Özgür Özel; “Bir siyasi parti ile görüştüğü için ‘terörle irtibatlı, iltisaklı’ diye haksızca, utanmazca iftiralarda bulundular. Biz ne yaptıysak milletin gözünün önünde yaptık, şeffaflığa önem verdik. Siyasi hesap yapmadan Türkiye’ye kurşun sıkanların karşısında, siyasetle sorunu çözmek isteyenlerin ise yanlarında olduk. İsmi gizleyerek, sorunun adını söylemeden çözüm arayarak milleti kandırmaya çalışanlardan olmadık” diyor.
Ben olsaydım bu cümlenin sonuna, ‘bunlara güvenilmez, bunlarla tuvalete bile gidilmez’ cümlesini ekler ve ona göre tavır koyardım.
Özgür Özel; “Bir kişinin özgürlüğü, bir kişinin de siyasi kariyeri için işletilecek göstermelik süreçlerin içinde yer almayacağımız baştan duyurduk, buradan bir kez daha altını kalın harflerle çizmek isterim” demesinden umutlandım.
“Kimse unutmasın ki Cumhuriyet Halk Partisi toplumsal barışımızı sağlayacak, demokrasinin önünü açacak tüm politikaların teminatıdır. Ama birilerinin koltuk hesabının teminatı olmadık, olmayacağız. Ahmet Türk’e üç kez kayyum atamış olanların samimiyetlerinin sorgulanmasından, daha birkaç ay önce kayyum atadıkları Sayın Ahmet Türk’ün şimdi bu sürecin içinde yer almasını istemelerinin samimiyetinin sorgulanmasından, Türkiye’nin en büyük ilçesi Esenyurt’un seçilmiş Belediye Başkanı Ahmet Özer geçen çözüm süreçlerinde komisyonların davetlisi, her bayramda AK Partili siyasetçilerin tebligat listelerinin başında yer alan Ahmet Özer’in Silivri’de yatıyor olduğu gerçeğinin samimiyet sorgulatmasına, Gezi Davası’ndaki arkadaşlarımızın bizim yerimize her biri aylardır, yıllardır orada yatan arkadaşlarımız orada dururken birilerinin demokrasicilik oyununa soyunmalarına, vatandaşların şüpheyle yaklaşmasını anlayışla karşılamak gerekir” sözlerinin altına imzamı attım.

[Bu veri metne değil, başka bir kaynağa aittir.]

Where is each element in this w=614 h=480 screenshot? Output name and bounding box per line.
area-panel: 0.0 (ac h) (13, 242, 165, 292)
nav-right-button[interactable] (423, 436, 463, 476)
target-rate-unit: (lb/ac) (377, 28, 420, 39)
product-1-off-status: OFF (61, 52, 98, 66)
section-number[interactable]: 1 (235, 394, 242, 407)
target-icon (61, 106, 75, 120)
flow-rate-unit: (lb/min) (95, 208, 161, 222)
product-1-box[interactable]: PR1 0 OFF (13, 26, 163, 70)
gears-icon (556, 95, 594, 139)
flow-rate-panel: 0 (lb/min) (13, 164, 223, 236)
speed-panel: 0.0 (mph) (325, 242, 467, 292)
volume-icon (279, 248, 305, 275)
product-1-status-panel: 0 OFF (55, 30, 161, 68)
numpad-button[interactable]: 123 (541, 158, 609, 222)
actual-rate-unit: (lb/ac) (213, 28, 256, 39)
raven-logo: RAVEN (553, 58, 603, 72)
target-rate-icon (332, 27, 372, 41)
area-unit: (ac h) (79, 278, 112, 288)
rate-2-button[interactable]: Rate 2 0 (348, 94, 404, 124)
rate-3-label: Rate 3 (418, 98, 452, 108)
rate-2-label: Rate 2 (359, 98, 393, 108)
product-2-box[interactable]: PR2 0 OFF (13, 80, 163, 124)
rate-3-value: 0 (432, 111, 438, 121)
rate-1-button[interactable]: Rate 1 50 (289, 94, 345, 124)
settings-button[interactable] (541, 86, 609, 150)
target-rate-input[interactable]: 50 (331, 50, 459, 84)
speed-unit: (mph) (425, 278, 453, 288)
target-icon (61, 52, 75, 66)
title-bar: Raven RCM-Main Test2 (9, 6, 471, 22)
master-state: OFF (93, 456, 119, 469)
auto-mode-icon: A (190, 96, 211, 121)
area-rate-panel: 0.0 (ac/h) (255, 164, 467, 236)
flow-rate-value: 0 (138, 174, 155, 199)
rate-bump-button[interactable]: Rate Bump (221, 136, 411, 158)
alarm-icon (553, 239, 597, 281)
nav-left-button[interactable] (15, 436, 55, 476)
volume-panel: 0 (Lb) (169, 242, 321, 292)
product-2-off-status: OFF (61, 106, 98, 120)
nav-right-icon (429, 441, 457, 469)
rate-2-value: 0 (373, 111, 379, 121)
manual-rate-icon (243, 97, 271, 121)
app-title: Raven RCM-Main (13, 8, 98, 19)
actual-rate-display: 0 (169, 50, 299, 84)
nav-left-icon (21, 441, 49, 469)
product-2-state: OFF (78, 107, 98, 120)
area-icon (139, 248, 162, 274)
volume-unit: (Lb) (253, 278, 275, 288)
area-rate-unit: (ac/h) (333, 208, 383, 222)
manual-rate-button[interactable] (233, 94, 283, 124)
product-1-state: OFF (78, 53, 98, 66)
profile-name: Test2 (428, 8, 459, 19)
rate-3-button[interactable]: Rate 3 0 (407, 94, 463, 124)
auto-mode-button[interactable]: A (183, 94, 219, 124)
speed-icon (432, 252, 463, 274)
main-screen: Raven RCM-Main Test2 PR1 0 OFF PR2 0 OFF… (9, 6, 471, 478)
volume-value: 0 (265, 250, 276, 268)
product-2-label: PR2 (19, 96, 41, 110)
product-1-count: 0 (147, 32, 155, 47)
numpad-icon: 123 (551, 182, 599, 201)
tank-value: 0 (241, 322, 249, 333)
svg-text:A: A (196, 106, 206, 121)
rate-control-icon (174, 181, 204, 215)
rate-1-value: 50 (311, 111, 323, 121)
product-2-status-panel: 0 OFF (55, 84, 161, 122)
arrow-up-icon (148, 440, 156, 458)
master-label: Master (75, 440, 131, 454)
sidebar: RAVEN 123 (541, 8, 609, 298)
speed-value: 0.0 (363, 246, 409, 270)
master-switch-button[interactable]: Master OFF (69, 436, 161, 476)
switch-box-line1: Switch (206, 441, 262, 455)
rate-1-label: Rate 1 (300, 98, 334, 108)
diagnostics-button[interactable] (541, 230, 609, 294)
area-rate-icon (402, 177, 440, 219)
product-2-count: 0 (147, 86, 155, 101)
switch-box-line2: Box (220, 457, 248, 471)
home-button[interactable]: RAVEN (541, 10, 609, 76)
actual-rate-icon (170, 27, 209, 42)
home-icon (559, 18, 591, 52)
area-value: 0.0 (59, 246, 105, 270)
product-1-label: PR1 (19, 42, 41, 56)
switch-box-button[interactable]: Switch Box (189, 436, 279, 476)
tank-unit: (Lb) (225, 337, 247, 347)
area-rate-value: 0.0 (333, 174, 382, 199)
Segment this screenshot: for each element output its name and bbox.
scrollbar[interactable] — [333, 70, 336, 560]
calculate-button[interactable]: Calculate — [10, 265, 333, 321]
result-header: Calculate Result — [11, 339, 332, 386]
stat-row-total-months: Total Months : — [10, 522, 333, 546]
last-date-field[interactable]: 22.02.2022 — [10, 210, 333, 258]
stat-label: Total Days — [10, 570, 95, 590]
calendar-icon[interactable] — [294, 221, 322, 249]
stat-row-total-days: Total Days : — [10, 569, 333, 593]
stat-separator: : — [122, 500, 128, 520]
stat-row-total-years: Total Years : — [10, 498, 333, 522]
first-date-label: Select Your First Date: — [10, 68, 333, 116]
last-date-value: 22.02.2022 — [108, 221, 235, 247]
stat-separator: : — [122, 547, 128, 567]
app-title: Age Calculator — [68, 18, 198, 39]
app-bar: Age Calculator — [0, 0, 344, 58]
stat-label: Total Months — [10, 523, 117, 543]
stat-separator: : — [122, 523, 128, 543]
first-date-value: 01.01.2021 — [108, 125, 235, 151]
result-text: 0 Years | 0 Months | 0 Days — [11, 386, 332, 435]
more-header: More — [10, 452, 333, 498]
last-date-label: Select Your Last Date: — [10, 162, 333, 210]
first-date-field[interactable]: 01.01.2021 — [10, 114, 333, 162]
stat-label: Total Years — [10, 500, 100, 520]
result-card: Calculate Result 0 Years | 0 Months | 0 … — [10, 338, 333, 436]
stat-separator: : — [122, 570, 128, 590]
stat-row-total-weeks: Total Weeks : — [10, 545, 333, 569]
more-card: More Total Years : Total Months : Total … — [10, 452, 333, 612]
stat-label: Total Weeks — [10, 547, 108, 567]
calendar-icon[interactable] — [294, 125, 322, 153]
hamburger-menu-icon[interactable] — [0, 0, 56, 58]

“Her türlü milliyetçiliği ayaklar altına almak, geçen sürecin özetiydi ve sonu oldu.
Şimdi, her türlü eşitsizliği, her türlü haksızlığı, her türlü ayrımcılığı ayaklar altında çiğnemeye varsanız biz de varız. Yok kendi hesabınızdaysanız, biz orada yokuz” şerhi koyması da önemliydi.
Ama birilerinin Özgür Özel’e bu şerhlerinden pek umutlu olmamasını ve ‘katranı kaynatsan olur mu şeker, cinsini sevdiğim cinsine çeker’ sözünü unutmamasını önermesi gerekiyor.